Not only did the amendatory law reiterate the exception in RA 8436, it even incorporated the Lanot interpretation by stressing all the more that a person can  be considered as a candidate ONLY when the campaign period starts.

The Supreme Court again was presented with another case involving this issue. In Penera vs. COMELEC (September 2009), the Supreme Court initially ruled to reverse the Lanot doctrine and declared that a candidate who files his or her COC may be disqualified for campaigning before the campaign period. However, in a resolution on a motion for reconsideration against the first Penera decision, the Supreme Court, in November 2009, reversed itself and reinstated the Lanot doctrine. This is the current state of the law on the matter.

Should we then just accept these irritating campaign propaganda?

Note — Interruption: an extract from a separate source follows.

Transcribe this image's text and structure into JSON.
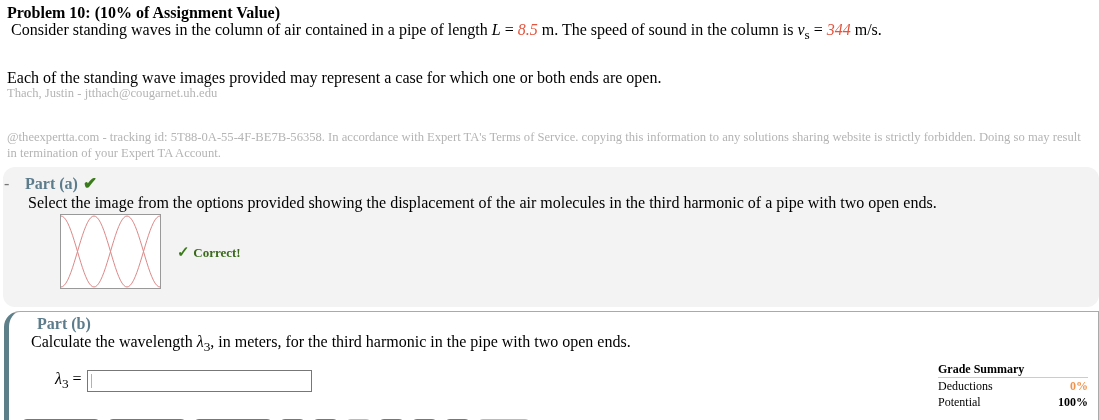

We can actually do something about them.

As sovereigns we can express our frustration and irritation by calling public attention and raising awareness to the erring politicians’ palusots. The shame campaign by a newly organized Anti-Epal Coalition is one such effective effort. Displays were actually removed by those who put them up after the epals have been ridiculed by citizens.

Politicians can also be asked about where they got the money, or why they are spending so much of their own money, to pay for those expensive ads. Incumbents who engage in “premature campaigning” have to show that no public funds was spent for the “epal” ads.

Next, is to campaign for the amendment of these useless laws. It is obvious that the lawmakers themselves expressly intended to exempt premature campaigning candidates from liability. The lawmakers deliberately placed the glaring loophole in the law.

It is unfortunate that COMELEC most of the time gets the bulk of the blame for failing to enforce the laws. Even the Supreme Court was criticized for its interpretation of the laws in the Lanot and Penera decisions.  But the problem are the laws themselves, and by necessary implication, the lawmakers who drafted these laws. Members of Congress who choose to ignore and maintain this irritating state of affair by refusing to enact better laws must also be also be held to account.

If taxpayers and citizens are to bark, it has to be at those who are truly responsible – those who benefit from the way things are, those who take advantage of the loopholes in the law. I guess everyone knows who these people are.